Based on your examples: f(1) = 1, f(2) = 4 and f(3) = 8. This should give you a good idea of where to start, but it is important to prove that your function is correct. Induction is a good way to make that proof.
Since your replace process ensures that the results have either the same of a lower length than the original you can allocate space for each individual result equal to the length of original.
As for the second problem, the simplest way is to use recursion, like in the example provided by nightlytrails.
You'll need another function which take the array you allocated for the results, a count of results, the current state of the string and an index in the current string.
When called, if there are no further occurrences of "ch" beyond the index then you save the result in the array at position count and increment count (so the next time you don't overwrite the previous result).

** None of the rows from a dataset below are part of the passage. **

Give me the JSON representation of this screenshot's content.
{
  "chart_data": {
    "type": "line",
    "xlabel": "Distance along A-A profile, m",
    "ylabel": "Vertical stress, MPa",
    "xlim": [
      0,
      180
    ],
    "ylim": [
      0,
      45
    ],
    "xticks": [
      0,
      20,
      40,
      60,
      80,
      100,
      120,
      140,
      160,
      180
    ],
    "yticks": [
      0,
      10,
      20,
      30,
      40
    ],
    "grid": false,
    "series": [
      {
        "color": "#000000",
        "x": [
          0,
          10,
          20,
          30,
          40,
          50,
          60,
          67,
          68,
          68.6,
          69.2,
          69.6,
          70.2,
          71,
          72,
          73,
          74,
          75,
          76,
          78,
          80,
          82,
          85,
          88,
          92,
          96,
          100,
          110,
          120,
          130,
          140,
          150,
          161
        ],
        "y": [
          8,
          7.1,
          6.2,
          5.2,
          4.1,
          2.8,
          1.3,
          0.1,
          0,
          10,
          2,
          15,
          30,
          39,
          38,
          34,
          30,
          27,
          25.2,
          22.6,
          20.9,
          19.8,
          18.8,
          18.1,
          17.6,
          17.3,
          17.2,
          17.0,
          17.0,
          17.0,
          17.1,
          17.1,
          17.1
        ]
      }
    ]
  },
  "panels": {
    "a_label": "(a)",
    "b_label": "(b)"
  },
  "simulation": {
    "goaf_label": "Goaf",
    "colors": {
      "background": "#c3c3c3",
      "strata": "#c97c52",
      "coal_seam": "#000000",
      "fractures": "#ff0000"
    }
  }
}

If there are any "ch" beyond index then call this function twice (the recurrence part). One of the calls uses a copy of the current string and only increments the index to just beyond the "ch". The other call uses a copy of the current string with the "ch" replaced by "#" and increments the index to beyond the "#".
Make sure there are no memory leaks. No malloc without a matching free.
After you make this solution work you might notice that it plays loose with memory. It is using more than it should. Improving the algorithm is an exercise for the reader.